VERA-VM im Vergleich

Wo andere Systeme enden – und VERA erst beginnt

Was zeigt der Vergleich?

Die folgende Tabelle vergleicht VERA-VM mit fünf etablierten wissenschaftlichen Ansätzen. Sie zeigt, dass VERA-VM als einziges System eine vollständige modulare Hermeneutik-Pipeline (A1–A5) mit Verstehensprüfung, Theorieanwendung und wissenschaftlicher Synthese integriert – während andere Ansätze jeweils nur Teilbereiche abdecken.

Standardvergleich 
Legende: 🟩 = vorhanden    🟨 = teilweise / rudimentär    🟥 = fehlt

Methode / Feature VERA-VM ReflectAI (LMU) Stanford AI & Art Digital Art History Computer Vision Klassische Hermeneutik
Modulare Pipeline A1–A5 🟩 🟥 🟥 🟥 🟥 🟥
Formanalyse (A1) 🟩 🟨 🟨 🟥 🟩 (technisch) 🟩
Kontextualisierung (A2) 🟩 🟥 🟨 🟩 (Metadaten) 🟥 🟩
Theorieanwendung (A3) 🟩 🟩 (didaktisch) 🟥 🟥 🟥 🟩
Interpretation / Synthese (A4) 🟩 🟨 🟥 🟥 🟥 🟩
PDF / Archivierung (A5) 🟩 🟥 🟥 🟥 🟥 🟥
Verstehensprüfung / Handover 🟩 🟥 🟥 🟥 🟥 🟩 (menschlich)
Guardrails / methodischer Imperativ 🟩 🟨 🟥 🟥 🟥 🟩
Quellenkritik integriert 🟩 🟨 🟥 🟥 🟥 🟩
KI als Ko-Analytiker 🟩 🟨 🟨 🟥 🟥 🟥
Hermeneutische Struktur 🟩 🟨 🟥 🟥 🟥 🟩

VERA-VM unterscheidet sich grundlegend von allen bestehenden KI- oder Digital-Humanities-Ansätzen.
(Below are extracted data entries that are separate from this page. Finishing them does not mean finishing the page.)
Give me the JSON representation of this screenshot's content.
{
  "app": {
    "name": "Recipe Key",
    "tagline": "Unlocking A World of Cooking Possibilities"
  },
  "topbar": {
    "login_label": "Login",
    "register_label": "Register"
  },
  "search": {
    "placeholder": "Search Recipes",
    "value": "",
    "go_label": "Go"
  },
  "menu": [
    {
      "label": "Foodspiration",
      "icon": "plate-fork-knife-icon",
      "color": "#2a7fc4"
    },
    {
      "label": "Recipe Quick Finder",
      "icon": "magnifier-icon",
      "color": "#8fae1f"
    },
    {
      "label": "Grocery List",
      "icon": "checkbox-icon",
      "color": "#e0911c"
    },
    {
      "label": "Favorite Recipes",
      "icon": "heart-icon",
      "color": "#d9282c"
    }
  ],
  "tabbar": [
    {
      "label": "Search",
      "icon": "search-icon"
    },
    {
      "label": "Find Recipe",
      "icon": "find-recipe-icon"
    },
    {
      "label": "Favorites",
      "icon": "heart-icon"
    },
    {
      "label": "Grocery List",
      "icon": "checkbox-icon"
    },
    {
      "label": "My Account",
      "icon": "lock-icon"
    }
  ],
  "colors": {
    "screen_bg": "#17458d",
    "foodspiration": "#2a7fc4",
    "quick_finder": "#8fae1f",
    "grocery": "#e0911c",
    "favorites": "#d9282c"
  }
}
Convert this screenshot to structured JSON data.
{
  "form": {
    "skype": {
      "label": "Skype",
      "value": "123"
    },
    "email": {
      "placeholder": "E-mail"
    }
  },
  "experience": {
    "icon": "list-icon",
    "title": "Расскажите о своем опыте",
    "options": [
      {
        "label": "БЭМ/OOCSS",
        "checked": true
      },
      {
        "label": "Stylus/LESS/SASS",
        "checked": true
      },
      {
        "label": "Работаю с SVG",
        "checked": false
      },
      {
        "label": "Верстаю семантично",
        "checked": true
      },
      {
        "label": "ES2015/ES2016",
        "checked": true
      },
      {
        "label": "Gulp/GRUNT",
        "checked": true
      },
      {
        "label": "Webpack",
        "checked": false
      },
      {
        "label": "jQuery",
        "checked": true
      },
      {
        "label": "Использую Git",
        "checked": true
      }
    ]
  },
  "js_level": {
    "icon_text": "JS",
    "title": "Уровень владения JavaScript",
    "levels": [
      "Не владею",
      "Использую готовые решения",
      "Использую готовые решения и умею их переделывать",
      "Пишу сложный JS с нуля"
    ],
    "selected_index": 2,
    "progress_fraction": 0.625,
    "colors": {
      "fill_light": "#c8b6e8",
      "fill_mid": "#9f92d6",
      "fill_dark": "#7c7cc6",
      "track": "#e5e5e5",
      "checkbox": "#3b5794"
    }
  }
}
Während andere Systeme einzelne Aufgaben leisten – Formanalyse, Metadatenmanagement, Computer Vision oder didaktische Reflexion – integriert VERA-VM erstmals die vollständige wissenschaftliche Erkenntniskette in einer modularen, prüfbaren Struktur.
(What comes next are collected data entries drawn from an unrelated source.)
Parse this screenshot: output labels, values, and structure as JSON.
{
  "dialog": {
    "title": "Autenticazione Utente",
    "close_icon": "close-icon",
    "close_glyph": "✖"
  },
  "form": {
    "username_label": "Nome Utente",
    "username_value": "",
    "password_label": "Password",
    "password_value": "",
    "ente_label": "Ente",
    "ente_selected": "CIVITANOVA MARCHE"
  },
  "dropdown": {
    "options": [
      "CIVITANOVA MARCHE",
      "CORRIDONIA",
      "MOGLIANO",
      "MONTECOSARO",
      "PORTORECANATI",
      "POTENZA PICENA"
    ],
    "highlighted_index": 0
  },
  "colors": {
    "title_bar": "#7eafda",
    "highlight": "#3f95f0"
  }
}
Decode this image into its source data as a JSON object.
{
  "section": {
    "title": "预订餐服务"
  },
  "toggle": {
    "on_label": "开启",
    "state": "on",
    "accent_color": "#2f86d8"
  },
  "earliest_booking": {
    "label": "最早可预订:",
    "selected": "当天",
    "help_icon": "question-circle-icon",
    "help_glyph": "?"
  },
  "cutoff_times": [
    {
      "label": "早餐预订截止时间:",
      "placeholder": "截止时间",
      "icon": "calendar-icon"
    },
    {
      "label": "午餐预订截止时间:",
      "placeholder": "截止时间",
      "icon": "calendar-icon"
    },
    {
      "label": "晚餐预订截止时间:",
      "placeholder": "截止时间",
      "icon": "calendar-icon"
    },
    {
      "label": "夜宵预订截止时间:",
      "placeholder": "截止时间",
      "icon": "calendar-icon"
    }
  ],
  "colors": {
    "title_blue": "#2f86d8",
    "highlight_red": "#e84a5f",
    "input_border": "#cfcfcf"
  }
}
Die Tabelle zeigt diesen Unterschied präzise:
VERA-VM ist das einzige System, das alle fünf wissenschaftlichen Ebenen – formale Analyse, Kontextualisierung, Theorieanwendung, interpretative Synthese und dokumentierte Ausgabe – in einer konsistenten Pipeline abbildet. Durch Verstehensprüfung, Handover-Mechanismen, Guardrails und Quellenkritik entsteht ein Analyseprozess, der nicht nur Ergebnisse liefert, sondern wissenschaftliche Redlichkeit erzwingt.

Damit setzt VERA-VM einen neuen Standard in der KI-gestützten Forschung:
Ein System, das nicht ersetzt, sondern strukturiert. Nicht errät, sondern begründet. Nicht produziert, sondern prüft.

Genau darin liegt seine Einzigartigkeit – und seine Stärke.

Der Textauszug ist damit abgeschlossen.